Carolyn HaxCourtesy photo

But I am SAD. This condo was where most of my independent young adulthood happened, and I’m having a hard time accepting that that time is absolutely 100 percent over forever.

Do you have any words of wisdom about how to embrace the move to the ‘burbs? Motherhood is insanely fulfilling and all that stuff, but will I get used to the new way things are? — All grown up

All grown up: Maybe? Maybe not. Maybe your new situation will be so great that it eventually becomes the next great phase you mourn when it’s over . . . or your neighbors will annoy you or your neighborhood will be inconvenient or who knows. This is all a crapshoot and anyone who says otherwise is either lying or more cheerful than I am.

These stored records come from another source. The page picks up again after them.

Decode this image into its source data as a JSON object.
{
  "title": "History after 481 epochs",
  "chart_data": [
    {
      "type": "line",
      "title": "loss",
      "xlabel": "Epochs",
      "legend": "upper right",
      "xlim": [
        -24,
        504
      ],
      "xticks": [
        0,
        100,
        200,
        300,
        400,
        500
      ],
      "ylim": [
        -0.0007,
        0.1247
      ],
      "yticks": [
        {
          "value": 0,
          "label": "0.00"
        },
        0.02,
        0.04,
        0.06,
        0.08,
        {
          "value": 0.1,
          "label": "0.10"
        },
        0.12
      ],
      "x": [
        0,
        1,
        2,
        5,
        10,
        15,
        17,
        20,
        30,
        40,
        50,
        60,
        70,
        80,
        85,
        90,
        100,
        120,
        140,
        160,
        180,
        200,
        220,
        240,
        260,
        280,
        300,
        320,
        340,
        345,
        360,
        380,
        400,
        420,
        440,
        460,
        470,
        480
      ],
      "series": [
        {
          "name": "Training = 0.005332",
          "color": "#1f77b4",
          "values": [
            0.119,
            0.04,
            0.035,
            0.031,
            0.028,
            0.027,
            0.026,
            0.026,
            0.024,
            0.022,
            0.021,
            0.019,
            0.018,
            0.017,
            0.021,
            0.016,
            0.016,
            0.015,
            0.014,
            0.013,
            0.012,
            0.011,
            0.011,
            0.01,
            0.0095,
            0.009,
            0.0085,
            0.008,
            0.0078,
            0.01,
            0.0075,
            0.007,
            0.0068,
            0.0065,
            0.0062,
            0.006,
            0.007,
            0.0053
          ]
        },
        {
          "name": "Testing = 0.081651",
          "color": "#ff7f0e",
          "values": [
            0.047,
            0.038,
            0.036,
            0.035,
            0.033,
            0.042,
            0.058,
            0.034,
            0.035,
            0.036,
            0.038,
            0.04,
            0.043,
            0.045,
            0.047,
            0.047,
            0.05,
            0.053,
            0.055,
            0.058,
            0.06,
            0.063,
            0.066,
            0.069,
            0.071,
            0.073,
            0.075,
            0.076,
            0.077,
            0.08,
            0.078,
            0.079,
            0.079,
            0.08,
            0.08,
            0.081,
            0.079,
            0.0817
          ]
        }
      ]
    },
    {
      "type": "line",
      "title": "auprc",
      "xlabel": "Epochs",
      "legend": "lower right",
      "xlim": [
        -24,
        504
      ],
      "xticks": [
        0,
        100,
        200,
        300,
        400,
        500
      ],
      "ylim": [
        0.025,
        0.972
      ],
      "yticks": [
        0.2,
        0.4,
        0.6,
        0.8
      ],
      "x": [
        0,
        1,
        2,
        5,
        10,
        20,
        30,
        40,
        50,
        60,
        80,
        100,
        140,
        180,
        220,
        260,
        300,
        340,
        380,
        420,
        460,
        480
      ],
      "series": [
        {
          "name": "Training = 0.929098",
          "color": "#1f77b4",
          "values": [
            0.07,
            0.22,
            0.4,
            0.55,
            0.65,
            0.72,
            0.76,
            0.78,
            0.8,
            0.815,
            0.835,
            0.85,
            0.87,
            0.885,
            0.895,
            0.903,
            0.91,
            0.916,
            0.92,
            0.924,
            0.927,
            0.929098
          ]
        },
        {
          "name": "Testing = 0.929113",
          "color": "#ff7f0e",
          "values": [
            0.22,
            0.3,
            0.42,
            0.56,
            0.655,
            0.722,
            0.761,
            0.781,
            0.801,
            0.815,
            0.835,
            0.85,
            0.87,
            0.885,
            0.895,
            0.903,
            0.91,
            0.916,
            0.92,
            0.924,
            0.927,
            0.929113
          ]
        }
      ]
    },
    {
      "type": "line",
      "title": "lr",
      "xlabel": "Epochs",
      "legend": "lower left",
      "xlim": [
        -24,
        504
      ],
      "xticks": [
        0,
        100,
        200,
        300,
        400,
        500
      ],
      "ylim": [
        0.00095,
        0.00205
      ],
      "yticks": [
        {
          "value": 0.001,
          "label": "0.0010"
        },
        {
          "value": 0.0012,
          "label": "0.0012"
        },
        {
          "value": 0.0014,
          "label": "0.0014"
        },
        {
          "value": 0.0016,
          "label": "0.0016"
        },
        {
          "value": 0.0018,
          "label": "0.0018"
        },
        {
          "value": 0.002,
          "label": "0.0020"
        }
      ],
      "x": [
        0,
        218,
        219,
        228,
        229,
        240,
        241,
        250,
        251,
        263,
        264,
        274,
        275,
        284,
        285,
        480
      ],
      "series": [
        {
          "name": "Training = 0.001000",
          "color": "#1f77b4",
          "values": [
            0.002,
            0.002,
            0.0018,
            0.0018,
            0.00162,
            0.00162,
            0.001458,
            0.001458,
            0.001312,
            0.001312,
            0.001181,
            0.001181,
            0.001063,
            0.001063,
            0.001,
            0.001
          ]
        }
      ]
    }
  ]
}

Crapshoot or not, though, you’re going to age, and change, and your ages and changes will bring new changes, and there’s no fighting it.

The best thing I can suggest to make this a positive experience vs. a slow-motion sense of loss is to keep what was good about the old phases with you as reminders of what makes you happy — and to say goodbye warmly and finally to what isn’t coming back. Your 20s, for example — big hug and goodbye. Your “downtown area I’ve loved and enjoyed so much,” though? That had qualities and a vibe and whatever else that you can recognize and adapt to your new life.

You also can’t lose by looking for, on purpose, the advantages your new location has over the old one. I left a beloved neighborhood myself, in D.C., but will never stop appreciating that in my current town, traffic doesn’t exist.

If you struggle to find advantages to your new circumstances, then you can also decide this suburban-townhouse move was a nice try but not quite, and you can try again with a location that has more in common with your happy-condo setup. Kids grow up in cities all the time, and some of them love it, if you can afford clean and safe spaces for them and arrange for decent opportunities; kids (past the wiggle stage at least) are no different from adults in having varied preferences, from a big yard to a busy town, or a cold climate to a warm one, or whatever else. The common assumption that they all want or need a suburban yard is just that, an assumption.

This isn’t to undermine the move decision — just to encourage a life-is-fluid mode of thinking. It’s okay to be sad about the end of something — it means there was something to love about it. Now look to the next phase knowing it’s just a phase, too.